Swiss handball player

Michal Svajlen (born 12 April 1989) is a Swiss-Slovakian handball coach and former player for Pfadi Winterthur and the Swiss national team. His father is the former Slovakian national team goalkeeper Ľubomír Švajlen. Michal has both Swiss and Slovakian citizenship.

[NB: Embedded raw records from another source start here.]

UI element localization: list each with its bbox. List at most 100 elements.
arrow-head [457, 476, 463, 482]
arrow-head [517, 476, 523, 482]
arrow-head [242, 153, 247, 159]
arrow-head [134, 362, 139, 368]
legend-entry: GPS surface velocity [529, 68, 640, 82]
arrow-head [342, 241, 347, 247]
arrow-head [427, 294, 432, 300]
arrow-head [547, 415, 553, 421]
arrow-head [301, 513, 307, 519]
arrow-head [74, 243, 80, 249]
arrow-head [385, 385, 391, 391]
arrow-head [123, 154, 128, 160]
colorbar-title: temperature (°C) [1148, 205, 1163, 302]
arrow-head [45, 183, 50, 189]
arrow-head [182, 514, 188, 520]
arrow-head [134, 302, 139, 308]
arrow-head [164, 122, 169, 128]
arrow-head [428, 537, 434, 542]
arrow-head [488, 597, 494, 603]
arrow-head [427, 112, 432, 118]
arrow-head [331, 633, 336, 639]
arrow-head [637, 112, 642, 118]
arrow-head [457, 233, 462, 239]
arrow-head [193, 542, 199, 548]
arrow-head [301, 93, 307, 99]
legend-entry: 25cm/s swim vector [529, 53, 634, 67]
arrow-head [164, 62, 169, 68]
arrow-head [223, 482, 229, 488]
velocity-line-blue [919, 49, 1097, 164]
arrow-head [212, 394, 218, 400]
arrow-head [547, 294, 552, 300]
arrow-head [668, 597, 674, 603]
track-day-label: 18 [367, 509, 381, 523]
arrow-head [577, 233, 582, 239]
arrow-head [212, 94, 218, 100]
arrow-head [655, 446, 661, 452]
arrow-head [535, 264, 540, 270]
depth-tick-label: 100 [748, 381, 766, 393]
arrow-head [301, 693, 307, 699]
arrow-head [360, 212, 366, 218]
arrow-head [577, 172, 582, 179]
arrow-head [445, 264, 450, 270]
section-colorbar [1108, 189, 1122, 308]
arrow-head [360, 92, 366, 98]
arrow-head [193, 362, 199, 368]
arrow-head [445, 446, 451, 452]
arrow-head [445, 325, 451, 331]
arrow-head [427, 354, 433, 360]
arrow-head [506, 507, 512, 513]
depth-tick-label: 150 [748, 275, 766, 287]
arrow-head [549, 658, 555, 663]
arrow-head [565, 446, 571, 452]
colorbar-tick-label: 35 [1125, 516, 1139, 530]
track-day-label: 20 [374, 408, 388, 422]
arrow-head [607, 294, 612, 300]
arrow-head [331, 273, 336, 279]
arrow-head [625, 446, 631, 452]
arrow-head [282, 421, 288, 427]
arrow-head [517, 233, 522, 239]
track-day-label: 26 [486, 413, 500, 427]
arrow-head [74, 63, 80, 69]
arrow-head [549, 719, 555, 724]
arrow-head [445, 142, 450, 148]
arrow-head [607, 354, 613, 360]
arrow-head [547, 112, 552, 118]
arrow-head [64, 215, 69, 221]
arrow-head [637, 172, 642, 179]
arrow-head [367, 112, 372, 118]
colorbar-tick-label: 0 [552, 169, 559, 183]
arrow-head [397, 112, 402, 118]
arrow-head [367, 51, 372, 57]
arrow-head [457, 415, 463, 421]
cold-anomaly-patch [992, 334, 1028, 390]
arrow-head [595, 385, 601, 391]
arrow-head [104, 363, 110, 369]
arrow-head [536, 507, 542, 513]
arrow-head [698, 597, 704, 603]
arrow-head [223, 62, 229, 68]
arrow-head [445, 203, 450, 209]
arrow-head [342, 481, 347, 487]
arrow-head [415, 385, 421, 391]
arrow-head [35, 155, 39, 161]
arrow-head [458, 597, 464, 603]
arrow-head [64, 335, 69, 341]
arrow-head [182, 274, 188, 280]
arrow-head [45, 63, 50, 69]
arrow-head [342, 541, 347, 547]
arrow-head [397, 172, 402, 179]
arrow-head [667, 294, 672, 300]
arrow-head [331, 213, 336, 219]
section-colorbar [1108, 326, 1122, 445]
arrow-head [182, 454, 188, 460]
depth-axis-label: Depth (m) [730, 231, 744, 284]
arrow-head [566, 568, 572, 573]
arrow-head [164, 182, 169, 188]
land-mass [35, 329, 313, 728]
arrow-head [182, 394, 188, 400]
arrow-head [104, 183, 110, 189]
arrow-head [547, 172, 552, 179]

He represented Switzerland at the 2020 European Men's Handball Championship.

He started his career at GC Amicitia Zürich, where he debuted in the 2007-08 season. In November 2011 he joined league rivals Pfadi Winterthur.
He retired after winning the 2021 Swiss Championship with Pfadi Winterthur, and became the assistant coach at the club. He left the club in 2024.